In Bezug auf den Wiederbeschaffungswert des PKWs zum Stichtag 02.11.2017 war nicht der vom Sachverständigen im Wege des Ergänzungsgutachtens für den regionalen Markt ermittelte Wert, sondern der bundesweite Durchschnitt zugrunde zu legen.

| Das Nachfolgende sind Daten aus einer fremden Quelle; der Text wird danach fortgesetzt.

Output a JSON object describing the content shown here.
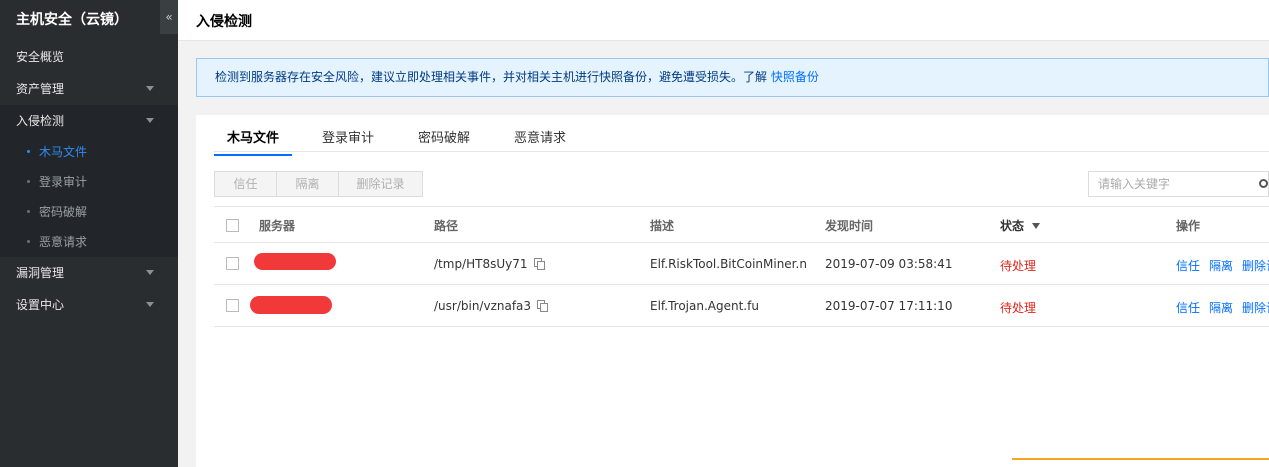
{
  "sidebar": {
    "title": "主机安全（云镜）",
    "collapse_icon": "«",
    "items": [
      {
        "label": "安全概览"
      },
      {
        "label": "资产管理"
      },
      {
        "label": "入侵检测"
      },
      {
        "label": "漏洞管理"
      },
      {
        "label": "设置中心"
      }
    ],
    "sub_items": [
      {
        "label": "木马文件"
      },
      {
        "label": "登录审计"
      },
      {
        "label": "密码破解"
      },
      {
        "label": "恶意请求"
      }
    ]
  },
  "header": {
    "title": "入侵检测"
  },
  "notice": {
    "text": "检测到服务器存在安全风险，建议立即处理相关事件，并对相关主机进行快照备份，避免遭受损失。了解 ",
    "link": "快照备份"
  },
  "tabs": [
    {
      "label": "木马文件"
    },
    {
      "label": "登录审计"
    },
    {
      "label": "密码破解"
    },
    {
      "label": "恶意请求"
    }
  ],
  "toolbar": {
    "trust": "信任",
    "isolate": "隔离",
    "delete_record": "删除记录",
    "search_placeholder": "请输入关键字"
  },
  "table": {
    "headers": {
      "server": "服务器",
      "path": "路径",
      "desc": "描述",
      "time": "发现时间",
      "status": "状态",
      "ops": "操作"
    },
    "rows": [
      {
        "path": "/tmp/HT8sUy71",
        "desc": "Elf.RiskTool.BitCoinMiner.n",
        "time": "2019-07-09 03:58:41",
        "status": "待处理",
        "op_trust": "信任",
        "op_isolate": "隔离",
        "op_delete": "删除记"
      },
      {
        "path": "/usr/bin/vznafa3",
        "desc": "Elf.Trojan.Agent.fu",
        "time": "2019-07-07 17:11:10",
        "status": "待处理",
        "op_trust": "信任",
        "op_isolate": "隔离",
        "op_delete": "删除记"
      }
    ]
  },
  "colors": {
    "sidebar_bg": "#292d2f",
    "accent": "#006eff",
    "status_red": "#e1251b",
    "redaction": "#f2393a"
  }
}
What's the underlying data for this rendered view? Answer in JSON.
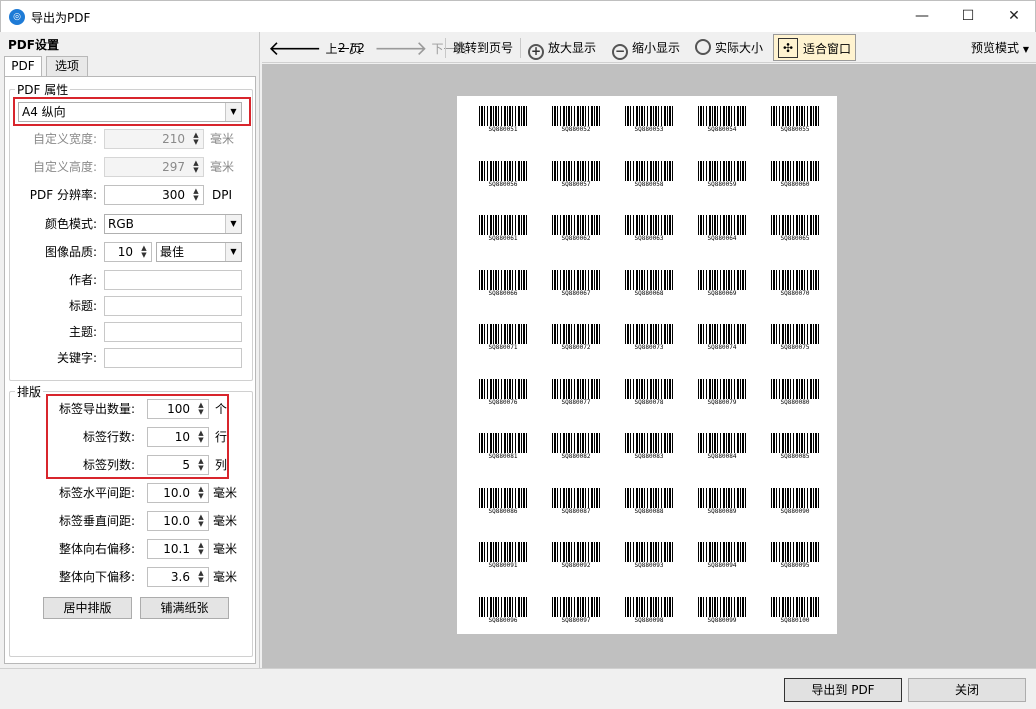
{
  "window": {
    "title": "导出为PDF",
    "app_icon": "pdf-app-icon",
    "minimize": "—",
    "maximize": "☐",
    "close": "✕"
  },
  "settings": {
    "title": "PDF设置",
    "tabs": [
      {
        "label": "PDF",
        "active": true
      },
      {
        "label": "选项",
        "active": false
      }
    ],
    "pdf_props": {
      "group_title": "PDF 属性",
      "paper": "A4 纵向",
      "custom_width": {
        "label": "自定义宽度:",
        "value": "210",
        "unit": "毫米"
      },
      "custom_height": {
        "label": "自定义高度:",
        "value": "297",
        "unit": "毫米"
      },
      "resolution": {
        "label": "PDF 分辨率:",
        "value": "300",
        "unit": "DPI"
      },
      "color_mode": {
        "label": "颜色模式:",
        "value": "RGB"
      },
      "quality": {
        "label": "图像品质:",
        "value": "10",
        "preset": "最佳"
      },
      "author": {
        "label": "作者:",
        "value": ""
      },
      "title_field": {
        "label": "标题:",
        "value": ""
      },
      "subject": {
        "label": "主题:",
        "value": ""
      },
      "keywords": {
        "label": "关键字:",
        "value": ""
      }
    },
    "layout": {
      "group_title": "排版",
      "count": {
        "label": "标签导出数量:",
        "value": "100",
        "unit": "个"
      },
      "rows": {
        "label": "标签行数:",
        "value": "10",
        "unit": "行"
      },
      "cols": {
        "label": "标签列数:",
        "value": "5",
        "unit": "列"
      },
      "hgap": {
        "label": "标签水平间距:",
        "value": "10.0",
        "unit": "毫米"
      },
      "vgap": {
        "label": "标签垂直间距:",
        "value": "10.0",
        "unit": "毫米"
      },
      "xoff": {
        "label": "整体向右偏移:",
        "value": "10.1",
        "unit": "毫米"
      },
      "yoff": {
        "label": "整体向下偏移:",
        "value": "3.6",
        "unit": "毫米"
      },
      "center_btn": "居中排版",
      "fill_btn": "铺满纸张"
    }
  },
  "toolbar": {
    "prev": "上一页",
    "page_indicator": "2 / 2",
    "next": "下一页",
    "goto": "跳转到页号",
    "zoom_in": "放大显示",
    "zoom_out": "缩小显示",
    "actual": "实际大小",
    "fit": "适合窗口",
    "preview_mode": "预览模式"
  },
  "labels": [
    "SQ880051",
    "SQ880052",
    "SQ880053",
    "SQ880054",
    "SQ880055",
    "SQ880056",
    "SQ880057",
    "SQ880058",
    "SQ880059",
    "SQ880060",
    "SQ880061",
    "SQ880062",
    "SQ880063",
    "SQ880064",
    "SQ880065",
    "SQ880066",
    "SQ880067",
    "SQ880068",
    "SQ880069",
    "SQ880070",
    "SQ880071",
    "SQ880072",
    "SQ880073",
    "SQ880074",
    "SQ880075",
    "SQ880076",
    "SQ880077",
    "SQ880078",
    "SQ880079",
    "SQ880080",
    "SQ880081",
    "SQ880082",
    "SQ880083",
    "SQ880084",
    "SQ880085",
    "SQ880086",
    "SQ880087",
    "SQ880088",
    "SQ880089",
    "SQ880090",
    "SQ880091",
    "SQ880092",
    "SQ880093",
    "SQ880094",
    "SQ880095",
    "SQ880096",
    "SQ880097",
    "SQ880098",
    "SQ880099",
    "SQ880100"
  ],
  "footer": {
    "export": "导出到 PDF",
    "close": "关闭"
  }
}
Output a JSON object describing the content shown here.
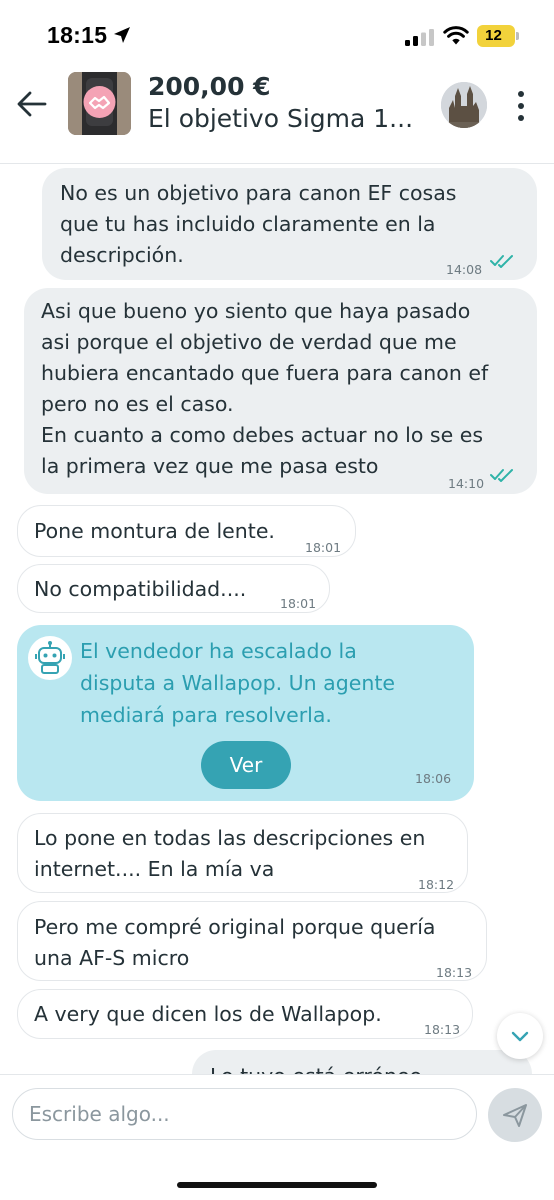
{
  "status_bar": {
    "time": "18:15",
    "battery": "12",
    "icons": [
      "location-arrow-icon",
      "cellular-signal-icon",
      "wifi-icon",
      "battery-icon"
    ],
    "battery_color": "#f2d23b"
  },
  "header": {
    "price": "200,00 €",
    "title": "El objetivo Sigma 1...",
    "icons": [
      "back-arrow-icon",
      "more-vertical-icon"
    ]
  },
  "messages": [
    {
      "id": "m1",
      "direction": "out",
      "text": "No es un objetivo para canon EF cosas\nque tu has incluido claramente en la\ndescripción.",
      "time": "14:08",
      "read": true
    },
    {
      "id": "m2",
      "direction": "out",
      "text": "Asi que bueno yo siento que haya pasado\nasi porque el objetivo de verdad que me\nhubiera encantado que fuera para canon ef\npero no es el caso.\nEn cuanto a como debes actuar no lo se es\nla primera vez que me pasa esto",
      "time": "14:10",
      "read": true
    },
    {
      "id": "m3",
      "direction": "in",
      "text": "Pone montura de lente.",
      "time": "18:01"
    },
    {
      "id": "m4",
      "direction": "in",
      "text": "No compatibilidad....",
      "time": "18:01"
    },
    {
      "id": "m6",
      "direction": "in",
      "text": "Lo pone en todas las descripciones en\ninternet.... En la mía va",
      "time": "18:12"
    },
    {
      "id": "m7",
      "direction": "in",
      "text": "Pero me compré original porque quería\nuna AF-S micro",
      "time": "18:13"
    },
    {
      "id": "m8",
      "direction": "in",
      "text": "A very que dicen los de Wallapop.",
      "time": "18:13"
    }
  ],
  "system_message": {
    "text": "El vendedor ha escalado la\ndisputa a Wallapop. Un agente\nmediará para resolverla.",
    "button_label": "Ver",
    "time": "18:06",
    "icon": "robot-icon",
    "background": "#b9e7f0",
    "accent": "#35a3b3"
  },
  "partial_message": {
    "text": "Lo tuyo está erróneo"
  },
  "composer": {
    "placeholder": "Escribe algo...",
    "send_icon": "send-icon",
    "scroll_icon": "chevron-down-icon"
  },
  "colors": {
    "read_ticks": "#2fb3a8",
    "outgoing_bubble": "#eceff1",
    "text": "#253238"
  }
}
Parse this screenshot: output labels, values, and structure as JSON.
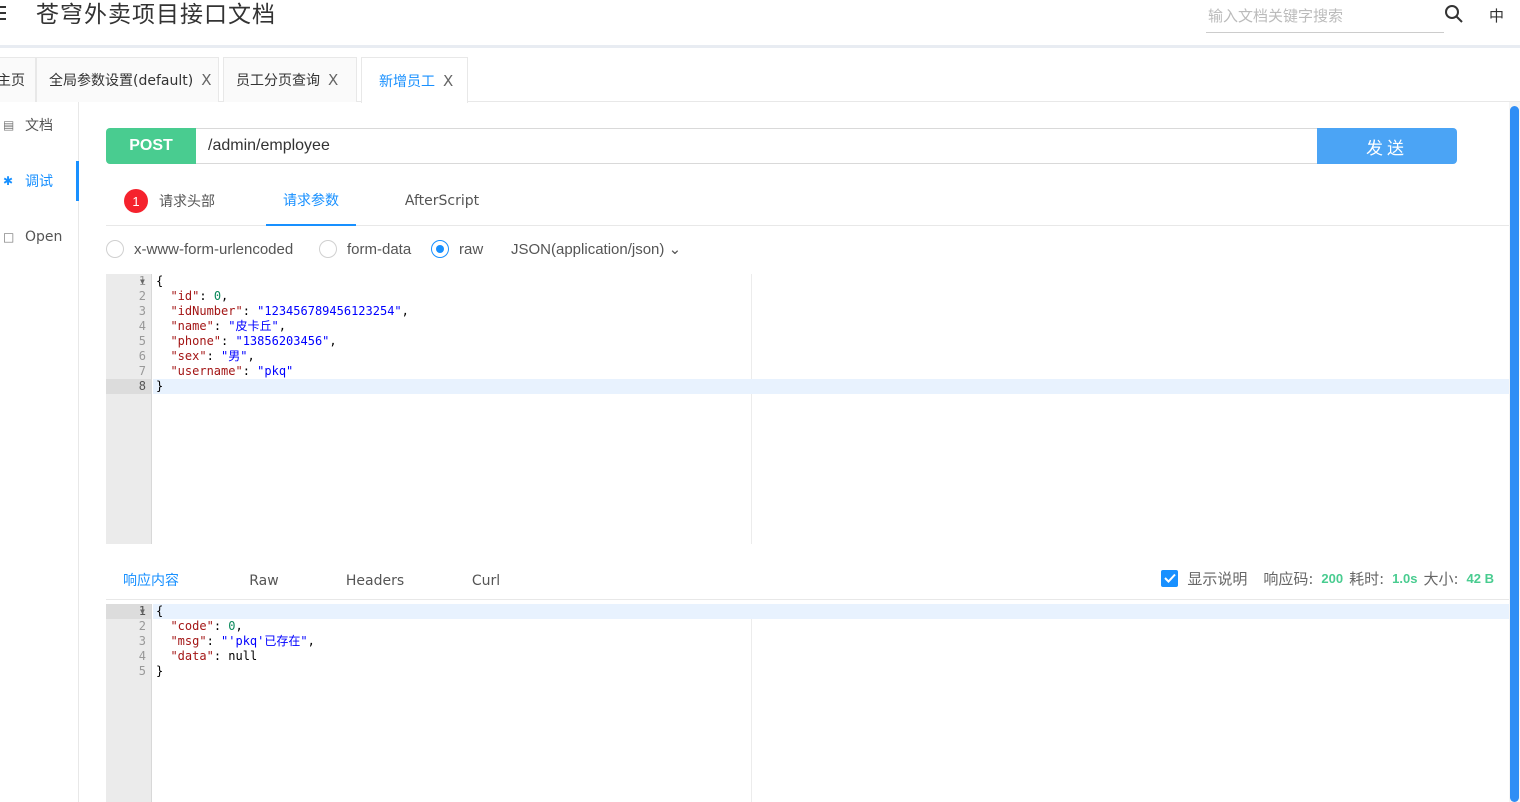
{
  "header": {
    "title": "苍穹外卖项目接口文档",
    "search_placeholder": "输入文档关键字搜索",
    "lang": "中"
  },
  "tabs": [
    {
      "label": "主页"
    },
    {
      "label": "全局参数设置(default)",
      "close": "X"
    },
    {
      "label": "员工分页查询",
      "close": "X"
    },
    {
      "label": "新增员工",
      "close": "X"
    }
  ],
  "sidebar": {
    "items": [
      {
        "label": "文档",
        "icon": "doc-icon"
      },
      {
        "label": "调试",
        "icon": "bug-icon"
      },
      {
        "label": "Open",
        "icon": "file-icon"
      }
    ]
  },
  "request": {
    "method": "POST",
    "url": "/admin/employee",
    "send_label": "发送",
    "tabs": [
      {
        "label": "请求头部",
        "badge": "1"
      },
      {
        "label": "请求参数"
      },
      {
        "label": "AfterScript"
      }
    ],
    "body_types": [
      {
        "label": "x-www-form-urlencoded",
        "checked": false
      },
      {
        "label": "form-data",
        "checked": false
      },
      {
        "label": "raw",
        "checked": true
      }
    ],
    "content_type": "JSON(application/json)",
    "line_numbers": [
      "1",
      "2",
      "3",
      "4",
      "5",
      "6",
      "7",
      "8"
    ]
  },
  "response": {
    "tabs": [
      {
        "label": "响应内容"
      },
      {
        "label": "Raw"
      },
      {
        "label": "Headers"
      },
      {
        "label": "Curl"
      }
    ],
    "show_desc_label": "显示说明",
    "status_label": "响应码:",
    "status_value": "200",
    "time_label": "耗时:",
    "time_value": "1.0s",
    "size_label": "大小:",
    "size_value": "42 B",
    "line_numbers": [
      "1",
      "2",
      "3",
      "4",
      "5"
    ]
  },
  "colors": {
    "accent": "#1890ff",
    "post_method": "#49cc90",
    "send_button": "#4ba4f5",
    "badge": "#f5222d"
  }
}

Der Sachverständige hat für das Gericht überzeugend dargelegt, dass es einen regionalen Markt, wie es ihn früher gegeben habe, heute nicht mehr gibt, sodass dieser nicht als objektive Beurteilungsgrundlage für den vorliegenden Fall dienen kann. Die Grenzen seien schwimmend. Infolge der Digitalisierung und erhöhten Mobilität sei eine Beschränkung auf lokale Händler nahezu nicht mehr vorhanden. Das Ende der KFZ-Suche bedeute das Ende der Tastatur. Im Zweifel würden Internetangebote dem regionalen Händler vorgelegt und auf dieser Grundlage verhandelt. Ansprüche auf die geltend gemachten Nebenforderungen stehen dem Kläger aus §§ 280 Abs. 1, 2, 286 sowie §§ 288, 291 BGB zu. Zur Begleichung des eingeforderten Betrages wurde die Beklagte mit Schreiben vom 18.02.2019 erfolglos unter Fristsetzung bis zum 28.02.2019 aufgefordert. Die Beklagte befindet sich bezüglich der Hauptforderung mithin seit dem 01.03.2019 in Verzug. Die Klageschrift wurde der Beklagten am 08.07.2019 zugestellt. Hinsichtlich der außergerichtlichen Anwaltsgebühren befindet sich die Beklagte somit seit dem 09.07.2019 in Verzug. Die Höhe der Ansprüche folgt aus § 288 Abs. 1 Satz 2 BGB und §§ 13, 14 RVG in Verbindung mit Nr. 2300, 7002, 7008 VV RVG. Die Rechtsanwaltsgebühren errechnen sich aus einer 1,3-fachen Gebühr nebst Telepauschale und gesetzlicher Umsatzsteuer aus einem Gegenstandswert von 1.200,00 €.
Die Kostenentscheidung folgt aus § 91 Abs. 1 ZPO.
Die Entscheidung zur vorläufigen Vollstreckbarkeit ergeht gemäß §§ 708 Nr. 11, 711 ZPO.
Beschluss
Der Streitwert wird auf 1.200,00 € festgesetzt.